Photo Courtesy of Mary Paige Rose/PacifiCorp
Forty-one new wind turbines line the foothills in Northeastern Oregon, ready to deliver clean, renewable wind power.
A campus-wide vote approved a Green Energy fee to offset 100 percent of the university’s energy usage. Southern Oregon University will be the first university in the Oregon University System to completely offset its electricity and natural gas with renewable energy. The referendum passed with 85 percent in favor of the Green Energy fee last week.
“Passing by 85 percent really shows the students care about a sustainable future,” said Erim Gomez, a member of Students for a Sustainable Future.
The fee will be implemented in Fall 2007 and the Green Energy fee will be no more than $15 per term. The fee will be used to purchase 100 percent renewable energy credits to offset the natural gas and electricity consumed at SOU. The fee expires unless renewed at the end of the 2011-2012 academic year and the credits to be purchased will be Green-E certified and purchased through a 501(c)(3) non-profit.

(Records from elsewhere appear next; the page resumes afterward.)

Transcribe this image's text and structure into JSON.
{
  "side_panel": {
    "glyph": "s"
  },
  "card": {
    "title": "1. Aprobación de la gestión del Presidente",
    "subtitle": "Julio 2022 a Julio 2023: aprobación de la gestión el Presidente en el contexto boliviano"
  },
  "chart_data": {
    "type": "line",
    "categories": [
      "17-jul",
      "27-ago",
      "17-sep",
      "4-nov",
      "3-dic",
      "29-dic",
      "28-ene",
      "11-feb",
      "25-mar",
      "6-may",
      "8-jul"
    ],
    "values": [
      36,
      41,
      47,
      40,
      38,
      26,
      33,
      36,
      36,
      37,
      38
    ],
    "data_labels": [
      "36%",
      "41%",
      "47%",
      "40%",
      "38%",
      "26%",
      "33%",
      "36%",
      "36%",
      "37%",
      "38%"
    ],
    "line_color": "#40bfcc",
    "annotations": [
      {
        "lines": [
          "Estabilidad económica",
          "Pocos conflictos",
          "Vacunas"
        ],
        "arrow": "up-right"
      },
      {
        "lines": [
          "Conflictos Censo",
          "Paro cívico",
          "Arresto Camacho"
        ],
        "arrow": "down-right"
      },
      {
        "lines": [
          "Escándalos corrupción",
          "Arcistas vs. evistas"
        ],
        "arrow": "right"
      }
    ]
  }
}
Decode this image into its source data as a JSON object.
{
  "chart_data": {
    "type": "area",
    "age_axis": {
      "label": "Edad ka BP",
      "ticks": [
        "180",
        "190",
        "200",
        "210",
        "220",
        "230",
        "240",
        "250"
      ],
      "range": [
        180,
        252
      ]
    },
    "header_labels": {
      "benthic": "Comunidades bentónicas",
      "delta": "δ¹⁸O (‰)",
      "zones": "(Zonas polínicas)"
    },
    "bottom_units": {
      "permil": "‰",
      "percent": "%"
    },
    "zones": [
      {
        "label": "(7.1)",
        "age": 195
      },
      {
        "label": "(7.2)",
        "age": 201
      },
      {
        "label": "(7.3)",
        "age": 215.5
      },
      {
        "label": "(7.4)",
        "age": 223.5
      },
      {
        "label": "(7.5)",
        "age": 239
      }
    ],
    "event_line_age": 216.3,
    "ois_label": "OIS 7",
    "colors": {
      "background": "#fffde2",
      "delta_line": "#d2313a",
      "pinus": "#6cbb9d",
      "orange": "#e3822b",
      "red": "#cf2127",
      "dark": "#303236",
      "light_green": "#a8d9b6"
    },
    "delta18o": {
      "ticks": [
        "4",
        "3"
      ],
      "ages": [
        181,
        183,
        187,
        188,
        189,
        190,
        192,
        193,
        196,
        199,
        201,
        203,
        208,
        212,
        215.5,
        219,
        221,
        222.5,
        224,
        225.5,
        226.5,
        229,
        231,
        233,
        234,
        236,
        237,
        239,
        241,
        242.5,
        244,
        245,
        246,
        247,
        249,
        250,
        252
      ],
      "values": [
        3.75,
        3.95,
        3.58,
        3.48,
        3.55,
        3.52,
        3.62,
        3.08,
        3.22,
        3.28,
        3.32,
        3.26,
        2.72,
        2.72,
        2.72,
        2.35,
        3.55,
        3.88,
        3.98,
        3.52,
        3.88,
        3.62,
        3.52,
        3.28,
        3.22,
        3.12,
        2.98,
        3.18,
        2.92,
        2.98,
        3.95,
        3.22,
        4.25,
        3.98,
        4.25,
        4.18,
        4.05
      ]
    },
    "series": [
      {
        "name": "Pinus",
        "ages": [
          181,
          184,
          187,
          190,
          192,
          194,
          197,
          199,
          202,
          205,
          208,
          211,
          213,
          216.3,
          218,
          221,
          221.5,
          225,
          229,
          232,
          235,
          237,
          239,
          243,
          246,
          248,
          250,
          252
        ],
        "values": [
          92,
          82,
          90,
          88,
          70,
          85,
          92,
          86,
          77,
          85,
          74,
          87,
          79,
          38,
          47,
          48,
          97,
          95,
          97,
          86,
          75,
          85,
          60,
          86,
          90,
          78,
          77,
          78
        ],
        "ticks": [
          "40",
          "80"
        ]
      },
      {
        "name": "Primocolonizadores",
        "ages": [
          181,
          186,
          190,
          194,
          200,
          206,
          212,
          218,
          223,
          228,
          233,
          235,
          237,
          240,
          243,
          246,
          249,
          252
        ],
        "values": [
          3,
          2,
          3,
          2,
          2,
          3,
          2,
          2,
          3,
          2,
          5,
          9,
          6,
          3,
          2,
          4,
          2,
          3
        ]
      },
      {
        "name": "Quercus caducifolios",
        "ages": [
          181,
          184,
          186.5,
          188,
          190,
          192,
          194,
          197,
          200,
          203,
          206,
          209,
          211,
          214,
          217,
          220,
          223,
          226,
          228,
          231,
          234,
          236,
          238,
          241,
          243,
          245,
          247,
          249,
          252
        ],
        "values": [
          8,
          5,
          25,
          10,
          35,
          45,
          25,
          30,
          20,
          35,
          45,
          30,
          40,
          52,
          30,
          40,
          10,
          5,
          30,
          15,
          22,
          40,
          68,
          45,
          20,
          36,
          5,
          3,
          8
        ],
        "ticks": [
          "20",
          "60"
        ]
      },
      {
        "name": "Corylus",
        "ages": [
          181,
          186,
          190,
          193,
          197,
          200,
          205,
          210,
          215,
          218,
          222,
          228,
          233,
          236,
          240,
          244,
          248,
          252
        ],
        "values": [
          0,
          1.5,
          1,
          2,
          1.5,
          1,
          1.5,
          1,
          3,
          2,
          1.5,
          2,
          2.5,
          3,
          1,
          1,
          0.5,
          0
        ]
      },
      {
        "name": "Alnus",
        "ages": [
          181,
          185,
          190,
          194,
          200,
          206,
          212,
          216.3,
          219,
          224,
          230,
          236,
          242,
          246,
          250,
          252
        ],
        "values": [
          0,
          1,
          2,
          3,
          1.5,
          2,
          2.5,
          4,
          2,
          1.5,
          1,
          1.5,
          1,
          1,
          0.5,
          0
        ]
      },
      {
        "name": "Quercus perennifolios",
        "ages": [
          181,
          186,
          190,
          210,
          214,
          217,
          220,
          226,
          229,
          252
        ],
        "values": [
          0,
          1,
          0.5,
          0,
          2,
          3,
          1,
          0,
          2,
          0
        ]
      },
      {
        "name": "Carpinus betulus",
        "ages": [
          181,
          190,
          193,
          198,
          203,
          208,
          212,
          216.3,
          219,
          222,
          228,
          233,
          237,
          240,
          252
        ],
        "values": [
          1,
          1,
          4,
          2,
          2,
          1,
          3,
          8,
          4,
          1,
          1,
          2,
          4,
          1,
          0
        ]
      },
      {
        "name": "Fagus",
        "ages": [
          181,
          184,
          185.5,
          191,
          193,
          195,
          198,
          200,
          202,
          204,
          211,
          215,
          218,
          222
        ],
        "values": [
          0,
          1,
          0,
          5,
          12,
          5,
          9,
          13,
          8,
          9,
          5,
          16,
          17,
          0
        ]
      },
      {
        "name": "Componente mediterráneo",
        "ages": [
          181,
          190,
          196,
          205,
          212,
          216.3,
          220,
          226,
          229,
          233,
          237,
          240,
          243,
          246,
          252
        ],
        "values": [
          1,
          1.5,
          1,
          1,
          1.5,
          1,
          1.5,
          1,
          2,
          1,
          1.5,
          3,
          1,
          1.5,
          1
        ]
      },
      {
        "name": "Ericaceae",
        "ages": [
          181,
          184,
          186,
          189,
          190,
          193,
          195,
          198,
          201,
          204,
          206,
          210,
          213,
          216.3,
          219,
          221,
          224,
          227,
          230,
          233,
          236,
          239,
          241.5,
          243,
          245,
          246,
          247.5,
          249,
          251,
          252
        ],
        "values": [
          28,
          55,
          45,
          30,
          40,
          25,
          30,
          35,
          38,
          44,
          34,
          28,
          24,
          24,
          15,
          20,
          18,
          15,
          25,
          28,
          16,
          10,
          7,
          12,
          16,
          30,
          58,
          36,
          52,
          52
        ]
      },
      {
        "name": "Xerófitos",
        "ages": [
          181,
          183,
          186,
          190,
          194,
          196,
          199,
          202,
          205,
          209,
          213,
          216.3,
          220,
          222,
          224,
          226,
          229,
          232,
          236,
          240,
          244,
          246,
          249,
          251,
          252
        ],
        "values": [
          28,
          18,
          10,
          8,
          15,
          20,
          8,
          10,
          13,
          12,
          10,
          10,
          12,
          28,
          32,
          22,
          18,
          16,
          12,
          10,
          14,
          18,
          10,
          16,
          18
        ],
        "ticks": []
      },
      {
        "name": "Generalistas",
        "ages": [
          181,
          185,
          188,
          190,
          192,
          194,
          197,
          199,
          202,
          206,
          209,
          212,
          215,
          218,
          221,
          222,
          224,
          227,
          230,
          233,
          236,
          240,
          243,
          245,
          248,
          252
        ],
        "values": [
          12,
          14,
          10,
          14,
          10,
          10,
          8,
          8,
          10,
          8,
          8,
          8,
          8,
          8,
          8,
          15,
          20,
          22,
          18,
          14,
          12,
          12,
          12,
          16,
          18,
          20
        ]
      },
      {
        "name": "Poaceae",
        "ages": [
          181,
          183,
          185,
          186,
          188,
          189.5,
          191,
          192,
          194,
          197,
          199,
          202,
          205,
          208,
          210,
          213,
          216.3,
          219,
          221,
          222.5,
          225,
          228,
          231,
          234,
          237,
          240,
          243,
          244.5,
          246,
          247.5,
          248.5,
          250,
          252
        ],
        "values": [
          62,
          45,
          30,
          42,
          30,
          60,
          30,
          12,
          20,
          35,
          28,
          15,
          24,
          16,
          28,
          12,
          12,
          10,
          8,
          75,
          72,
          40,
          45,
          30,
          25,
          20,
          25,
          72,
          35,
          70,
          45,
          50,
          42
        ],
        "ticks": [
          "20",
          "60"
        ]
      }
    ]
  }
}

“The fee will be around $11 to $15,” said Gomez.
Gomez explained that Students for a Sustainable Future educate others on the benefits of using “green energy” by talking to classes, handing out stickers and sending e-mails. The non-profit organization through which energy is purchased guarantees the energy comes from green sources like solar power and wind, according to Gomez.
Solar energy (photovoltaics or PV) converts sunlight into electricity using cells made of semiconductor material, there are no greenhouse gases emitted. A 172-kilowatt solar facility in Klamath Falls is the largest solar project in the Northwest and will keep 481,600 pounds of carbon dioxide out of the atmosphere. It’s the equivalent of taking 41 cars off the road for one year.
Energy from wind is created by wind flowing past the rotor of a wind turbine, as the rotor (which looks like a huge airplane propeller) spins and drives an electric generator. Wind energy also does not produce any air pollutants.
The Green Energy fee developed from President Cullinan’s newly appointed Sustainability Council. The energy is purchased through Pacific Power who buys wind energy from the Combine Hills facility near Milton-Freewater, Ore. Combine Hills consists of 41 wind turbines that can produce enough clean energy to power more than 12,000 homes a year.
“I think its excellent that our school is taking a step in the right direction because we will run out of resources, eventually,” said Kyle Slezak, a student. “Its good to be a leader on a nation wide basis.”
According to Blue Sky renewable energy, the Pacific Power program from where the energy is purchased, customers’ purchases in 2004 had environmental benefits equal to taking the exhaust from over 33,000 cars out of the air. Over the next 10 years Pacific Power intends to add enough renewable energy to their resource mix to power more then 409,000 homes.
The money used to purchase the power goes directly to buy renewable energy for the customer and to cover the costs of the Blue Sky program. Pacific Power does not profit from offering the renewable energy option.